Memperluas agenda kegiatan
Akhirnya, pada 1952 Masjid Syuhada pun resmi berdiri. Atas dedikasinya dalam menggalang dana selama pembangunan, beberapa pihak pun mengusulkan agar PPY dapat ruangan khusus di masjid tersebut.
Usulan itu pun terealisasi. Alhasil, PPY makin masif mengadakan kegiatan di Masjid Syuhada. Ini tak terbatas pada agenda pengajian, karena di berikut hari PPY mulai aktif bergerak di bidang literasi dan kegiatan sosial.
Kegiatan-kegiatan ini sangat populer sehingga banyak perempuan di seluruh Jogja yang akhirnya ikut berpartisipasi.
Kata Yuanda, Syuhada pun akhirnya tampil beda dari kebanyakan masjid di Indonesia pada masa itu—yang kegiatan keagamaannya hampir selalu terselenggara sepenuhnya oleh laki-laki. Di masjid ini, nyatanya benih-benih upaya keagamaan pelopornya adalah para perempuan.

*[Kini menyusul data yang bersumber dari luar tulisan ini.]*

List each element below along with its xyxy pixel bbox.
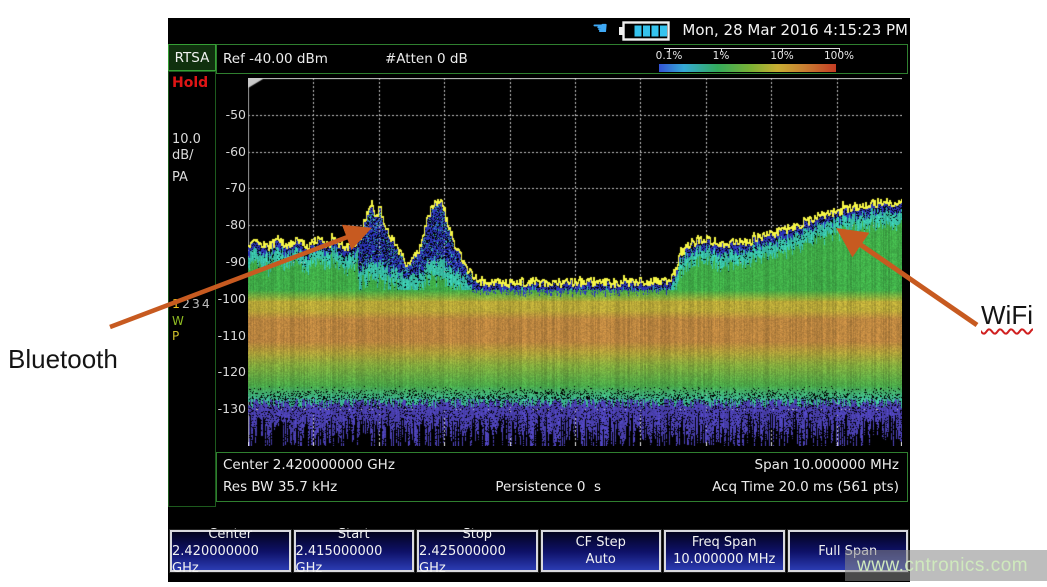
softkey-value: Auto xyxy=(586,551,616,568)
softkey-center[interactable]: Center2.420000000 GHz xyxy=(170,530,291,572)
softkey-cf-step[interactable]: CF StepAuto xyxy=(541,530,662,572)
y-axis-label: -110 xyxy=(214,328,246,343)
analyzer-screen: ☚ Mon, 28 Mar 2016 4:15:23 PM RTSA Ref -… xyxy=(168,18,910,582)
wifi-callout-label: WiFi xyxy=(981,300,1033,331)
ref-level-readout: Ref -40.00 dBm xyxy=(223,51,328,67)
density-color-gradient xyxy=(659,64,836,72)
status-bar: ☚ Mon, 28 Mar 2016 4:15:23 PM xyxy=(168,18,910,44)
trace-numbers: 1234 xyxy=(172,296,212,311)
bluetooth-callout-label: Bluetooth xyxy=(8,344,118,375)
left-sidebar: Hold 10.0 dB/ PA 1234 W P xyxy=(168,71,216,507)
scale-per-div-value: 10.0 xyxy=(172,132,201,147)
center-freq-readout: Center 2.420000000 GHz xyxy=(223,457,395,473)
trace-numbers-rest: 234 xyxy=(182,296,212,311)
watermark-text: www.cntronics.com xyxy=(845,555,1028,577)
watermark: www.cntronics.com xyxy=(845,550,1047,581)
softkey-label: Stop xyxy=(462,526,492,543)
battery-icon xyxy=(618,21,670,41)
density-scale-tick xyxy=(839,48,840,52)
softkey-row: Center2.420000000 GHzStart2.415000000 GH… xyxy=(170,530,908,572)
softkey-label: Freq Span xyxy=(692,534,757,551)
softkey-value: 2.425000000 GHz xyxy=(419,543,536,577)
softkey-stop[interactable]: Stop2.425000000 GHz xyxy=(417,530,538,572)
page: ☚ Mon, 28 Mar 2016 4:15:23 PM RTSA Ref -… xyxy=(0,0,1047,587)
softkey-value: 2.420000000 GHz xyxy=(172,543,289,577)
y-axis-label: -130 xyxy=(214,401,246,416)
y-axis-label: -50 xyxy=(214,107,246,122)
density-scale-tick xyxy=(669,48,670,52)
softkey-start[interactable]: Start2.415000000 GHz xyxy=(294,530,415,572)
settings-bar: Ref -40.00 dBm #Atten 0 dB 0.1%1%10%100% xyxy=(216,44,908,74)
y-axis-label: -90 xyxy=(214,254,246,269)
y-axis-label: -80 xyxy=(214,217,246,232)
softkey-label: Center xyxy=(208,526,252,543)
attenuation-readout: #Atten 0 dB xyxy=(385,51,468,67)
scale-per-div-unit: dB/ xyxy=(172,148,194,163)
density-scale-ruler xyxy=(664,48,839,49)
hold-indicator: Hold xyxy=(172,75,208,91)
y-axis-label: -100 xyxy=(214,291,246,306)
mode-badge-rtsa: RTSA xyxy=(168,44,216,71)
softkey-value: 2.415000000 GHz xyxy=(296,543,413,577)
trace-persist-indicator: P xyxy=(172,329,179,343)
softkey-label: Start xyxy=(338,526,370,543)
softkey-freq-span[interactable]: Freq Span10.000000 MHz xyxy=(664,530,785,572)
y-axis-label: -70 xyxy=(214,180,246,195)
trace-number-active: 1 xyxy=(172,296,182,311)
persistence-spectrum-plot xyxy=(248,78,902,446)
measurement-annotation-bar: Center 2.420000000 GHz Span 10.000000 MH… xyxy=(216,452,908,502)
res-bw-readout: Res BW 35.7 kHz xyxy=(223,479,337,495)
span-readout: Span 10.000000 MHz xyxy=(755,457,899,473)
preamp-indicator: PA xyxy=(172,170,188,185)
softkey-value: 10.000000 MHz xyxy=(673,551,775,568)
persistence-readout: Persistence 0 s xyxy=(495,479,601,495)
density-scale-tick xyxy=(721,48,722,52)
touch-pointer-icon: ☚ xyxy=(592,19,608,39)
y-axis-label: -120 xyxy=(214,364,246,379)
trace-write-indicator: W xyxy=(172,314,184,328)
density-scale-tick xyxy=(782,48,783,52)
y-axis-label: -60 xyxy=(214,144,246,159)
acq-time-readout: Acq Time 20.0 ms (561 pts) xyxy=(712,479,899,495)
datetime-display: Mon, 28 Mar 2016 4:15:23 PM xyxy=(682,21,908,39)
softkey-label: CF Step xyxy=(576,534,626,551)
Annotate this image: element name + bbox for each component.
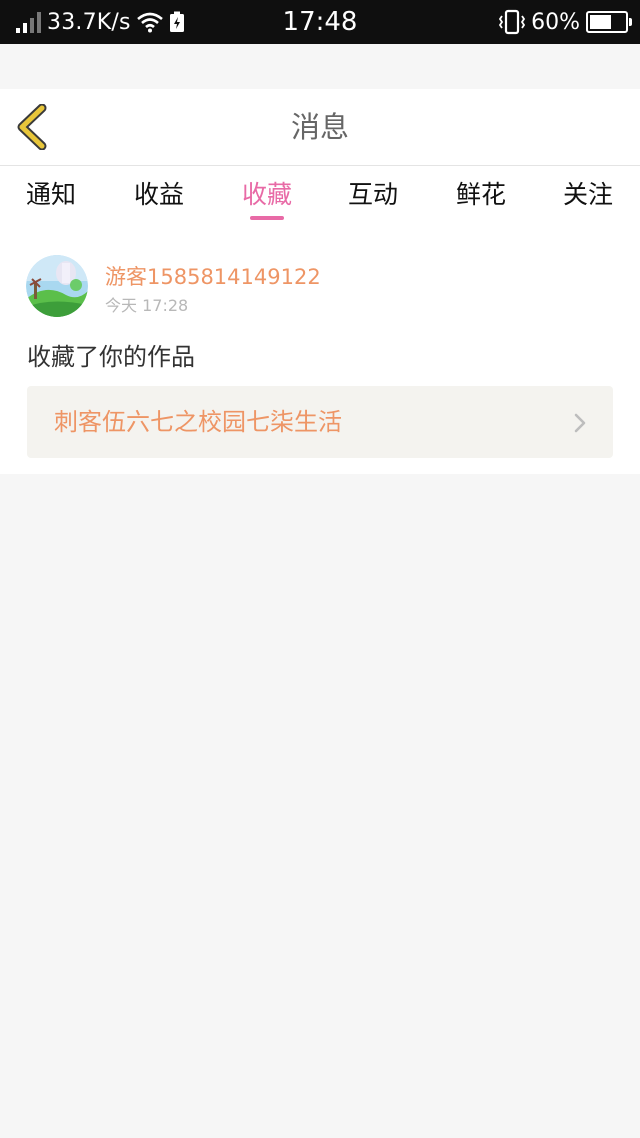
- username-link[interactable]: 游客1585814149122: [105, 261, 321, 291]
- tab-interactions[interactable]: 互动: [323, 166, 423, 228]
- vibrate-icon: [499, 9, 526, 35]
- tab-label: 鲜花: [455, 180, 506, 209]
- battery-percent: 60%: [531, 9, 580, 35]
- tab-label: 通知: [25, 180, 76, 209]
- tab-label: 收藏: [241, 180, 292, 209]
- work-title: 刺客伍六七之校园七柒生活: [54, 408, 342, 436]
- tab-indicator: [250, 216, 284, 220]
- status-right: 60%: [499, 0, 632, 44]
- tab-label: 关注: [562, 180, 613, 209]
- work-link[interactable]: 刺客伍六七之校园七柒生活: [27, 386, 613, 458]
- nav-header: 消息: [0, 89, 640, 166]
- tab-favorites[interactable]: 收藏: [217, 166, 317, 228]
- page-title: 消息: [290, 110, 349, 144]
- message-card: 游客1585814149122 今天 17:28 收藏了你的作品 刺客伍六七之校…: [0, 228, 640, 474]
- status-bar: 33.7K/s 17:48 60%: [0, 0, 640, 44]
- tab-earnings[interactable]: 收益: [109, 166, 209, 228]
- message-time: 今天 17:28: [105, 296, 189, 315]
- chevron-right-icon: [574, 413, 586, 433]
- tab-label: 互动: [347, 180, 398, 209]
- tab-bar: 通知 收益 收藏 互动 鲜花 关注: [0, 166, 640, 228]
- tab-flowers[interactable]: 鲜花: [431, 166, 531, 228]
- battery-icon: [586, 11, 632, 33]
- avatar[interactable]: [26, 255, 88, 317]
- tab-label: 收益: [133, 180, 184, 209]
- action-text: 收藏了你的作品: [27, 343, 195, 371]
- tab-notifications[interactable]: 通知: [1, 166, 101, 228]
- tab-follows[interactable]: 关注: [538, 166, 638, 228]
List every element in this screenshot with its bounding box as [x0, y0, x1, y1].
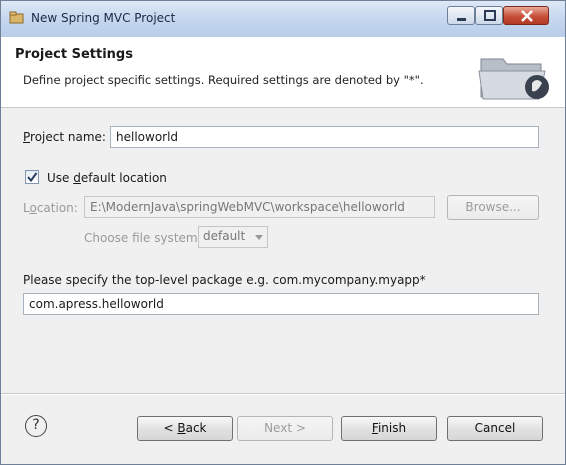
browse-button[interactable]: Browse... — [447, 195, 539, 220]
page-description: Define project specific settings. Requir… — [23, 73, 424, 87]
page-title: Project Settings — [15, 47, 133, 62]
back-button[interactable]: < Back — [137, 416, 233, 441]
minimize-button[interactable] — [447, 6, 475, 25]
dropdown-arrow-icon — [255, 235, 263, 240]
close-button[interactable] — [503, 6, 549, 25]
location-input[interactable]: E:\ModernJava\springWebMVC\workspace\hel… — [84, 196, 435, 218]
footer-separator — [1, 393, 565, 395]
wizard-folder-icon — [478, 58, 549, 100]
finish-button[interactable]: Finish — [341, 416, 437, 441]
file-system-select[interactable]: default — [198, 226, 268, 248]
project-name-input[interactable]: helloworld — [110, 126, 539, 148]
window-app-icon — [9, 11, 24, 24]
use-default-location-checkbox[interactable] — [25, 170, 39, 184]
window-title: New Spring MVC Project — [31, 11, 176, 25]
maximize-button[interactable] — [475, 6, 503, 25]
maximize-icon — [484, 10, 496, 21]
minimize-icon — [457, 18, 466, 21]
next-button[interactable]: Next > — [237, 416, 333, 441]
file-system-value: default — [203, 229, 246, 243]
use-default-location-label: Use default location — [47, 171, 167, 185]
package-prompt-label: Please specify the top-level package e.g… — [23, 273, 426, 287]
file-system-label: Choose file system: — [84, 231, 202, 245]
checkmark-icon — [27, 172, 38, 183]
help-icon[interactable]: ? — [25, 415, 47, 437]
package-input[interactable]: com.apress.helloworld — [23, 293, 539, 315]
cancel-button[interactable]: Cancel — [447, 416, 543, 441]
project-name-label: Project name: — [23, 130, 106, 144]
dialog-window: New Spring MVC Project Project Settings … — [0, 0, 566, 465]
location-label: Location: — [23, 201, 78, 215]
close-icon — [521, 10, 533, 22]
wizard-header: Project Settings Define project specific… — [1, 37, 565, 108]
title-bar[interactable]: New Spring MVC Project — [1, 1, 565, 37]
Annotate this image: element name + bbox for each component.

“Para perempuan ini memainkan peran penting dalam menciptakan dasar bagi kegiatan-kegiatan di Syuhada,” tegasnya.
Alhasil, peran aktif PPY ini cukup menjadikan Masjid Syuhada sebagai satu di antara masjid besar di Indonesia pada 1950-an yang paling mengakomodasi kebutuhan perempuan.
Misalnya, yang paling beda, di Masjid Syuhada juga ada ruangan khusus bagi perempuan di lantai dasar untuk ruang ganti pakaian dan tata rias. Kata Yuanda, hal ini merupakan sebuah terobosan, mengingat mayoritas muslim kala itu melihat masjid sebagai wilayah laki-laki—dan bersepakat bahwa perempuan lebih baik melakukan salat di rumah.
“Oleh karena itu, Syuhada menegaskan bahwa mereka menyambut baik perempuan dan mengakui salah satu kebutuhan utama perempuan: tata rias wajah,” jelas Yuanda.